Tuesday, May 24, 2016

Ruminating on Power BI

We were building our dashboard using Power BI and were looking at the various options available to refresh the data.

The following link would give a good overview of the various data refresh options -https://powerbi.microsoft.com/en-us/documentation/powerbi-refresh-data/#databases-in-the-cloud

It is also possible to pump in live streaming data to Power BI using it's REST APIs - https://powerbi.microsoft.com/en-us/documentation/powerbi-developer-overview-of-power-bi-rest-api/

But we were a bit concerned about the dataset size limit of 10 GB in Power BI Pro version. An excellent article by Reza Rad - http://www.radacad.com/step-beyond-the-10gb-limitation-of-power-bi

Essentially in Power BI, you have two options - either import the entire dataset into memory OR establish a live connection between Power BI and your data-source.

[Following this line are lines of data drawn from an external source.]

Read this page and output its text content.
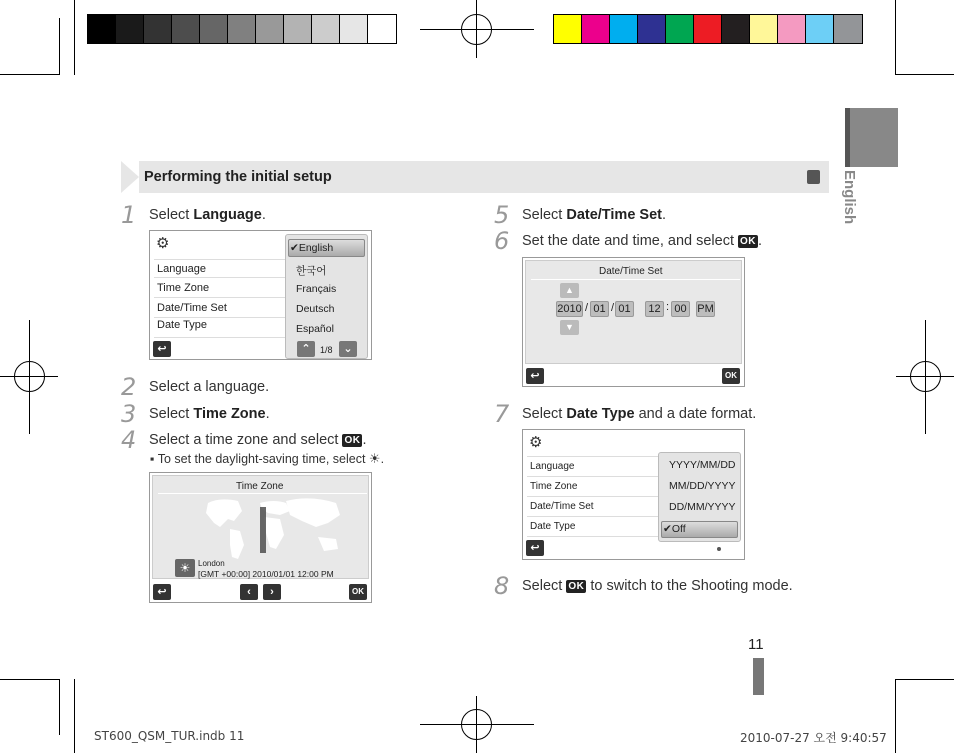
Performing the initial setup	English
1 Select Language.
2 Select a language.
3 Select Time Zone.
4 Select a time zone and select OK .
▪ To set the daylight-saving time, select ☀.
⚙
Language
Time Zone
Date/Time Set
Date Type
✔English
한국어
Français
Deutsch
Español
⌃	1/8 ⌄
↩
Time Zone
☀ London
[GMT +00:00] 2010/01/01 12:00 PM
↩	‹	›	OK
5 Select Date/Time Set.
6 Set the date and time, and select OK .
Date/Time Set
▲
2010 / 01 / 01	12 : 00 PM
▼
↩	OK
7 Select Date Type and a date format.
⚙
Language
Time Zone
Date/Time Set
Date Type
YYYY/MM/DD
MM/DD/YYYY
DD/MM/YYYY
✔Off
↩
8 Select OK to switch to the Shooting mode.
11
ST600_QSM_TUR.indb 11	2010-07-27 오전 9:40:57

Power BI uses some nifty compression techniques for all data that is imported into it - Reza observed a compression from 800 MB file to 8 MB Power BI file. Hence for all practical purposes, a 10 GB limit should suffice for most use-cases.
In case you are working with large volumes of data (GB, TB, PB), then a live connection with the data-source is the only option.

Some snippets from Reza's article:
"Live connection won’t import data into the model in Power BI. Live connection brings the metadata and data structure into Power BI, and then you can visualize data based on that. With every visualization, a query will be sent to the data source and brings the response.

Limitations of Live Connection - 
1. With Live connection, there won’t be any Data tab in Power BI to create calculated measures, columns or tables. You have to create all calculations at the data source level.
2. Multiple Data Sources is not supported.
3. No Power Q&A
4. Power Query still is available with Live Connection. This gives you ability to join tables, flatten them if you require, apply data transformation and prepare the data as you want. Power Query can also set the data types in a way that be more familiar for the Power BI model to understand.
5. You need to do proper index and query optimization at data-source."